Challenges remain: Printing in bulk is still pricey, Bharti said.

“If I were to make 100 tissues in a day, it would become extremely expensive,” said Bharti. “As an academic government institute, that’s not something we would routinely do. But pharma could easily invest in such technologies and make hundreds and literally thousands of tissues a day.”

Researchers are also trying to miniaturize tissue to reduce the cost and make it easier to scale, he said.

Growing momentum: Researchers have made strides using bioprinting with the goal of developing hearts and kidneys that could end the wait for organ transplants.

Should doctors bill patients when they respond to electronic messages from them?

That became an issue during the Covid pandemic, as patients with lots of questions sought ways to communicate quickly with their physicians.

Doctors said it added hours of unpaid work every day.

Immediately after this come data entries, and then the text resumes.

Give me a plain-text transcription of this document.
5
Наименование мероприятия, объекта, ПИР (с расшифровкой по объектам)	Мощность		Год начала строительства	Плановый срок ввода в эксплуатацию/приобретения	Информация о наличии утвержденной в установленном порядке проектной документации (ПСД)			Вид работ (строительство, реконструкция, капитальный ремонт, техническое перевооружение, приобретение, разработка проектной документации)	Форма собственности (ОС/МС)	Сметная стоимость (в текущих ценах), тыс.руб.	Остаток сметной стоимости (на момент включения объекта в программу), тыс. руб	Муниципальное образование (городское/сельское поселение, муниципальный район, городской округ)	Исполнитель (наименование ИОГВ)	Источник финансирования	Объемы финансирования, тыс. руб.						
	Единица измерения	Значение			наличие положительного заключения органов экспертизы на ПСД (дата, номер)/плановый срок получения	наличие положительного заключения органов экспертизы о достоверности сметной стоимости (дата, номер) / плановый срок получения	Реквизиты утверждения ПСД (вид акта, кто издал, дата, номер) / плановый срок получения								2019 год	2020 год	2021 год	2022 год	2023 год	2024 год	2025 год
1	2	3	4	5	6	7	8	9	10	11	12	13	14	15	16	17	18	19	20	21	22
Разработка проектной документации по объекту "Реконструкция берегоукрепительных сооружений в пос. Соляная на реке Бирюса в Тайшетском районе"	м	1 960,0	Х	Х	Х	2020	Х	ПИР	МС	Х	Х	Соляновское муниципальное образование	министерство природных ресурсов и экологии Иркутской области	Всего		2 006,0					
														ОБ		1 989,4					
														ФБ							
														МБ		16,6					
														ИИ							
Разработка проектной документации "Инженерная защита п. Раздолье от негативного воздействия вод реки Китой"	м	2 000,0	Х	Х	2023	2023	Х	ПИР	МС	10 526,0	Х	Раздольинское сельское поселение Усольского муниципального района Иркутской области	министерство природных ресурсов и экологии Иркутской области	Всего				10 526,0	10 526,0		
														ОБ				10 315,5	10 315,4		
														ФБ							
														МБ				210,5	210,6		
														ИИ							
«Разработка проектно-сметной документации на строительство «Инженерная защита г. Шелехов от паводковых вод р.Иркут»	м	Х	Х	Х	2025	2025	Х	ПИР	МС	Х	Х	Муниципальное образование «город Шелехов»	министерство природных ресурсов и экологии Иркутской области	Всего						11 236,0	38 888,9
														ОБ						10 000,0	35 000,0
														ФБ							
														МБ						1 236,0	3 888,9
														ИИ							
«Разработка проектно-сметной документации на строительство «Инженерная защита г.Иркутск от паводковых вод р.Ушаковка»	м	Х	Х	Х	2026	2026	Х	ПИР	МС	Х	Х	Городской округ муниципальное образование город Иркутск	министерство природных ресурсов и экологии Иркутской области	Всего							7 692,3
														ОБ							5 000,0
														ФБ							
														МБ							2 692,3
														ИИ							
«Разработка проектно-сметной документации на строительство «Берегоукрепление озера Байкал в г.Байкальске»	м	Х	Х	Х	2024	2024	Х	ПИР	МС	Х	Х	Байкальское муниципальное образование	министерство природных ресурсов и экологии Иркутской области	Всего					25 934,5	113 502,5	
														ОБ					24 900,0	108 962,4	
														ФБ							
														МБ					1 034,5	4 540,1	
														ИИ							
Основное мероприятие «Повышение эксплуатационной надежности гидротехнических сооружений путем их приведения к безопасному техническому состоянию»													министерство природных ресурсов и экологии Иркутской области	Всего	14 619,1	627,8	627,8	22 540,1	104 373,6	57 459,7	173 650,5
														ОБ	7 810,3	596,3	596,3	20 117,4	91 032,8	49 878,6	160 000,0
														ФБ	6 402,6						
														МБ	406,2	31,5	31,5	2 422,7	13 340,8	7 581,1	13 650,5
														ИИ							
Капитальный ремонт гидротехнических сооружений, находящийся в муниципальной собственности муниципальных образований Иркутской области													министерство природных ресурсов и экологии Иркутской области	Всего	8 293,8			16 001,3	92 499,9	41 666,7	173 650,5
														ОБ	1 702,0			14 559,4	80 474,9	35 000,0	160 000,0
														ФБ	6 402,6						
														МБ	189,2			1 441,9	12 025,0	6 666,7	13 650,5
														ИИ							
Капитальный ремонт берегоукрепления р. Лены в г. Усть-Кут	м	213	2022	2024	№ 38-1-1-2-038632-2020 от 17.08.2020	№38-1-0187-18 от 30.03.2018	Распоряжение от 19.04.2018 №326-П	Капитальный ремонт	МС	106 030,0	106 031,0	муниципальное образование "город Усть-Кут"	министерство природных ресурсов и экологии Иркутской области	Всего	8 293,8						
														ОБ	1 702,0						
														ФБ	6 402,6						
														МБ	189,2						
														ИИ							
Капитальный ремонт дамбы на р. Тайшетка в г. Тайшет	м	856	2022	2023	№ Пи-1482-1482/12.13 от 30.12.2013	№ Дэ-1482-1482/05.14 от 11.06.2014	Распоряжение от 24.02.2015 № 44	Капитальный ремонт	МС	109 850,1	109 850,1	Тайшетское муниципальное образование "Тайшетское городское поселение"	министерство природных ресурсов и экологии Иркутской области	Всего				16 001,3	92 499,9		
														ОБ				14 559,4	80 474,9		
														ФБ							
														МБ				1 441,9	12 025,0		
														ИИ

The University of California, San Francisco, health system decided to bill patients for some messages sent over patient portals that required medical decision-making and doctor time. After implementing a system warning patients they might be billed and letting clinicians determine which visits were billable, UCSF found:

Patients’ messaging fell by a small amount.

— Doctors were reluctant to send bills. They billed only 2 percent of message threads.

A Jay Holmgren, an assistant professor of medicine at UCSF who led a study of the billing experiment, told Ben that the findings show it’s difficult to change providers’ behavior, especially since it requires them to track their messaging time.

As their messaging declined, patients didn’t call more often or schedule more visits, the researchers found, suggesting “some of those messages were low-importance,” Holmgren said.

What’s next: Holmgren said he’d like further research on whether reduced messaging had any negative impact on patient health.

“We’re still in the very early stages of billing for messaging, but this will be a crucial test of how our payment system accommodates new modalities of care that require clinician time but don’t fit well into the “episodic, discrete task” framework of fee-for-service outpatient care,” he said.